Da quasi tre anni, a essere precisi dal 24 febbraio 2022, data d’inizio della guerra in Ucraina, il mondo ha superato quella linea rossa che faceva da flebile argine a un ordine mondiale sempre più debole che di fatto continuava in gran parte a basarsi su retaggi della Guerra Fredda proseguiti per inerzia dopo la caduta dell’Urss. Perché è vero, il crollo del Muro di Berlino ha messo fine a un equilibrio globale definito, ma nessuno nuovo se ne è formato.
Questa crisi, però, non ha riguardato solo l’Ucraina: inutile metterci a fare l’elenco di quante tensioni si siano riacutizzate in questi anni, quanti Paesi abbiano intrapreso politiche di riarmo e quanti abbiano abbandonato preesistenti politiche di neutralità. Se queste cose sono avvenute proprio in questi ultimi anni, viene da pensare che sia proprio per il contesto sempre più fragile, in cui un Paese si sente più garantito attraverso le armi che con la diplomazia in questo ordine sempre meno definito.
Inutile a dirsi, anche il Medio Oriente, con tutto ciò che è accaduto dal 7 ottobre 2023, va assolutamente inserito in questo contesto. È proprio questa parte di mondo che ci mostra quanto il ruolo dell’Onu, nata mentre si formava l’ordine mondiale della Guerra Fredda, sia sempre meno efficace in molti contesti.
L’inizio delle operazioni belliche israeliane nel Libano meridionale ha avuto, tra i vari strascichi, una notizia che ha fatto il giro del mondo e che è risultata inaccettabile a gran parte dell’opinione pubblica, ovvero che l’esercito dello Stato ebraico ha colpito alcune postazioni dell’Unifil, il contingente delle Nazioni Unite nel Libano meridionale, danneggiandole e ferendo alcuni Caschi blu. Questa notizia, oltre a sollevare chiaramente una serie di proteste e un certo sdegno, ha anche messo la lente di ingrandimento sul ruolo della forza di interposizione Onu, sulla sua funzione e in generale su quanto le Nazioni Unite siano in grado di fare nella gestione dei conflitti.
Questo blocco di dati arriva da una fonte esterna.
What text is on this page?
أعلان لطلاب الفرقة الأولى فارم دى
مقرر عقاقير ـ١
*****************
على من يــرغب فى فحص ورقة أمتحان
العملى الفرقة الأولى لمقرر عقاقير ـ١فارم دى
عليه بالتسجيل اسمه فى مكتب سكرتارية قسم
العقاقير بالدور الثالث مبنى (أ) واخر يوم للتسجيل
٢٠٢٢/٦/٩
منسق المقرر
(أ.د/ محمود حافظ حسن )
L’Unifil, infatti, è in Libano dal 1978 e dal 2006 ha nel suo mandato il controllo e il sostegno all’esercito di Beirut nell’attuazione della risoluzione 1701/2006, che ha portato alla conclusione della guerra di quell’anno e al ritiro da parte di Israele dall’area tra il confine e il fiume Litani. La risoluzione avrebbe anche dovuto portare Hezbollah a fare lo stesso e deporre le armi. Avrebbe, perché come abbiamo visto quest’ultimo punto non è stato attuato.
Viene allora da chiedersi cosa siano in grado di fare queste missioni nell’odierna crisi dell’ordine mondiale. E non certo a livello militare, essendo una forza ben armata e guidata da generali esperti, ma di possibilità di azione e legittimità politica.
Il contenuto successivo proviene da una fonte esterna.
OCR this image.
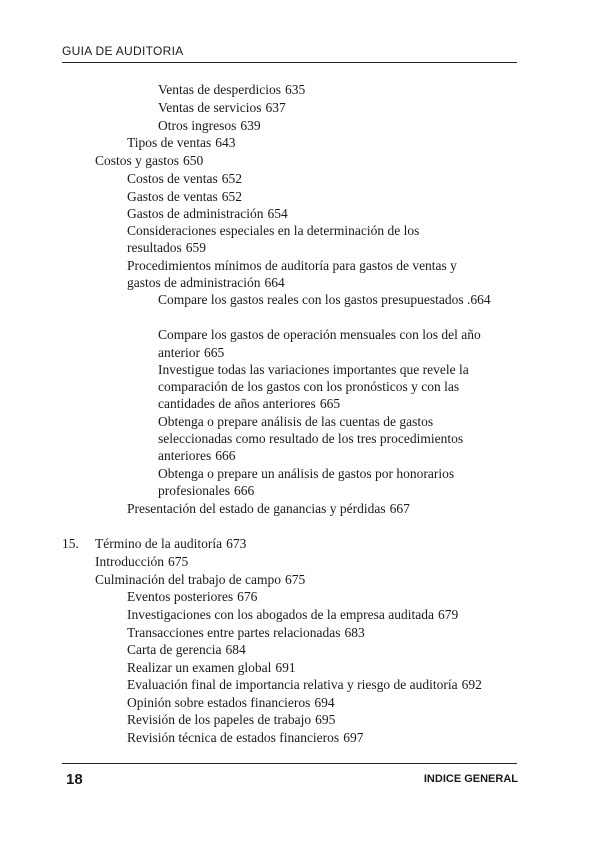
GUIA DE AUDITORIA
Ventas de desperdicios 635
Ventas de servicios 637
Otros ingresos 639
Tipos de ventas 643
Costos y gastos 650
Costos de ventas 652
Gastos de ventas 652
Gastos de administración 654
Consideraciones especiales en la determinación de los
resultados 659
Procedimientos mínimos de auditoría para gastos de ventas y
gastos de administración 664
Compare los gastos reales con los gastos presupuestados . 664
Compare los gastos de operación mensuales con los del año
anterior 665
Investigue todas las variaciones importantes que revele la
comparación de los gastos con los pronósticos y con las
cantidades de años anteriores 665
Obtenga o prepare análisis de las cuentas de gastos
seleccionadas como resultado de los tres procedimientos
anteriores 666
Obtenga o prepare un análisis de gastos por honorarios
profesionales 666
Presentación del estado de ganancias y pérdidas 667
15. Término de la auditoría 673
Introducción 675
Culminación del trabajo de campo 675
Eventos posteriores 676
Investigaciones con los abogados de la empresa auditada 679
Transacciones entre partes relacionadas 683
Carta de gerencia 684
Realizar un examen global 691
Evaluación final de importancia relativa y riesgo de auditoría 692
Opinión sobre estados financieros 694
Revisión de los papeles de trabajo 695
Revisión técnica de estados financieros 697
18	INDICE GENERAL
In uno Stato come il Libano, che ha immensi problemi e perciò da solo non avrebbe facilmente potuto allontanare Hezbollah dall’area, sono necessari un forte mandato internazionale e regole di ingaggio tali da permettere di far rispettare la risoluzione con la collaborazione di Beirut. Non è stato così già dal 2006, lo è ancora di meno in quest’epoca di disordine mondiale in cui trovare una soluzione per mantenere la pace sarebbe necessario, ma sembra sempre più difficile.